I am staying out of healtcare for a year now I need a break.

It was Saturday night/ Sunday morning.  The two CNAs who work every Saturday night are both high school students. One 16 and one 17. 

     They have never worked with that nurse before. But I am wondering about the regular night CNAs and wether they have been covering for him.

   Near as I can tell there was no nurse in the facility had no nurse for about an hour. Once I arrived first thing I did was pass some PRNs that the residents had been asking for then round on everyone .

Specializes in Multi area, Behaviroal heslth , Infectious Disease.

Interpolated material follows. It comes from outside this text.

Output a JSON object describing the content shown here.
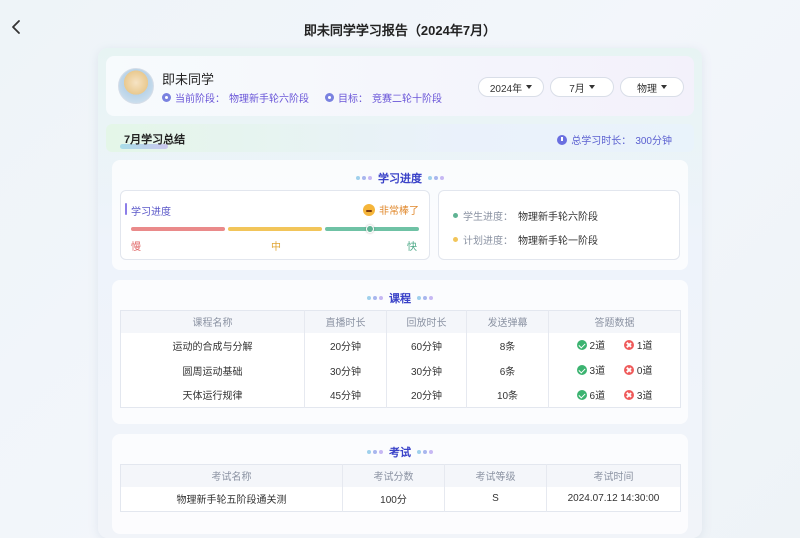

You did your job. Wouldn’t want anything to do with that place good relationship or not. Not protected ever. Bottom line what happend if you couldn’t go in? Do they use you for DON coverage? 
if you couldn’t get to site…. Then what? You? Liable? Very sneaky, twisted sick systems. 
What is the policy for that? They call you? Do they have others too they can call if no DON? Weird and I would cut ties, period. People will find a way to drag, twist snd turn. You did right, pt saftey first then reported that. Howver turns into a massive hunt to blame. Can’t they call the police insight if missing “persons”. Leaving the bulging not permitted usually at night. Least around here it is. Either way Pt saftey snd care was compromised and awful to hear. Awful. I

Specializes in oncology.

I thought rural access hospitals had some federal funding to help staff the hospitals with RNs so that they can do the follow through with assessment, intervention and most importantly (this applies to the RN role only) evaluation. Staffing with an LPN only does not show the hospital really understands the different roles of each licensure.